You just have to love it when ANYONE, not just family members, offer comments like this, but provide no suggestions or ways to help. You can acknowledge the need, but turn it around on them and ask for ideas! Response - I am fully aware that she "needs" something to do, but come up with some ideas sis rather than telling me she needs a "job." Just making this ridiculous statement doesn't help. I like others' comments that suggest having sis take her for a week or more and let HER come up with some ideas! Let her see how difficult it is to keep mom "occupied" and "purposeful" and happy. If other family only "watch" mom for short periods, they have NO clue.
For you, think about any other activities that mom liked in the past.

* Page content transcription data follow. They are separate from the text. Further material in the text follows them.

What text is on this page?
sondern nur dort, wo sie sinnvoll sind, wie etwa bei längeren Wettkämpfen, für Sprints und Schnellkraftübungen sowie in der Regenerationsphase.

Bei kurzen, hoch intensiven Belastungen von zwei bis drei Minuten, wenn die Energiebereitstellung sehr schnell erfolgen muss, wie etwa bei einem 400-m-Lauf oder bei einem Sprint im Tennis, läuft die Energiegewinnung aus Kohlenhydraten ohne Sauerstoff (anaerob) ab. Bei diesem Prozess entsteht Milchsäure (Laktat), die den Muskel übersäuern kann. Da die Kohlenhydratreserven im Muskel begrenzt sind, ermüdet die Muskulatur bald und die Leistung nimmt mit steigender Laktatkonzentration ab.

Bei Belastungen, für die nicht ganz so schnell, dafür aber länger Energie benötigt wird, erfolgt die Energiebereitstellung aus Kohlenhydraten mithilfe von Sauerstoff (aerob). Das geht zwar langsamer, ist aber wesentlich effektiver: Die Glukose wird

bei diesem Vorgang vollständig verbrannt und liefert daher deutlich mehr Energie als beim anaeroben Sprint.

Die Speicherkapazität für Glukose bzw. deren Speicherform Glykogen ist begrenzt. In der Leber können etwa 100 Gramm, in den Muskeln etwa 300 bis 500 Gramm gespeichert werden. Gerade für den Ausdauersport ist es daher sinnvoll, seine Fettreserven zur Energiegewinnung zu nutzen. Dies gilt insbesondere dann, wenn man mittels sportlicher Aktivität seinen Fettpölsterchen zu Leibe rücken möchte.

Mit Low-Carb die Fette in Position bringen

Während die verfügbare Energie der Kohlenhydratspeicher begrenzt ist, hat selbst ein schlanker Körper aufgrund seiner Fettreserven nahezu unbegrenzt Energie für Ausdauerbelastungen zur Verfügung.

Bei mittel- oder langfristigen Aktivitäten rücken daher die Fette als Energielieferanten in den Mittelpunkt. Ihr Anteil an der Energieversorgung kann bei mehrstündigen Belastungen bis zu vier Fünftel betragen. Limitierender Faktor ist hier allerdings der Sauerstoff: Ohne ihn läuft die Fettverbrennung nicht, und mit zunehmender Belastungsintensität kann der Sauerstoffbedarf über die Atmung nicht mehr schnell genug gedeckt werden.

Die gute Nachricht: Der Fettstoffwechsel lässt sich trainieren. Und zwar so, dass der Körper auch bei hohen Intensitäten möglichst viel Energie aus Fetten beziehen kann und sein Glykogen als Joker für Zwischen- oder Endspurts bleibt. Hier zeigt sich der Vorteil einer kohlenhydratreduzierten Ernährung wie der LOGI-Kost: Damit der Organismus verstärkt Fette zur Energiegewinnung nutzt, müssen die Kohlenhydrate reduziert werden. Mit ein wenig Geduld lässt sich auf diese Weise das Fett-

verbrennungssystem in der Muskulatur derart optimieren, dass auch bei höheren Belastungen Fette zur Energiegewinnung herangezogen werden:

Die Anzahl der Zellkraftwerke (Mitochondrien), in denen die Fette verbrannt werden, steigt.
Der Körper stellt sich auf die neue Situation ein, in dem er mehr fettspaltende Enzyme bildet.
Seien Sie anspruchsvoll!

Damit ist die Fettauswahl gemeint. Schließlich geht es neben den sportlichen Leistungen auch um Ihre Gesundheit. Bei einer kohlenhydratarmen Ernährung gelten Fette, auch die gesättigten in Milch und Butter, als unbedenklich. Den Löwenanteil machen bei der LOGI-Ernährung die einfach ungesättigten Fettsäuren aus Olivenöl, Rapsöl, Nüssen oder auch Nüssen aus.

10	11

If she is capable of making anything, such as blankets, knitted items, "care" packages, etc for kids, seniors, cats/dogs in shelters, etc, she would be helping them and keeping busy. Keep any projects like these simple. Delivering items to others in need might also make her feel more useful. It sounds like she needs more interaction with people. Having been a teacher and volunteer at a school, she clearly likes being with/helping others. "Helping" at an adult day center might work too. She would get out, see/interact with others, and perhaps feel useful.
The only problem with any kind of volunteering is that it would need to be in a supervised capacity, which might mean you would have to be there. What volunteer work do you do? Could she participate in any of that with you? If not, perhaps you could find other volunteer work that would allow her to join you. Pet shelters are a good place too, however unless they can keep an "eye" on her, it might be harder for them to accept help from her. On the other side, some people just are not pet people - our mother would NEVER do something like that! She might like seeing the little dogs other people have, but not want to care for and hang out with them.
I do hear all the complaints about being bored, nothing to do, stuck in here, etc, but our mother was not one to want to do any "work" outside the house after retiring. She and our father had a whale of a retirement until dad became too hard to manage. After he passed, she would socialize with some people from her 55+ condo area and go to many activities at the senior center, especially the free or low cost meals (they'd all go with bells on to those!) As dementia set in, she eventually self-isolated, making excuses not to go with the others, or just refusing to go out. Now in MC, she still complains about having nothing to do, but any suggestions are met with the hand wave off... Since your mom has the 'drive', keep trying various duties and tasks until you find something she likes doing. With that thought, perhaps she would like to "help" in a MC facility? It WOULD be a safe place for her, give her something to do and maybe help the staff (setting tables at meal time, bringing meals to the tables, helping to feed those who need help, socializing with the residents, etc.)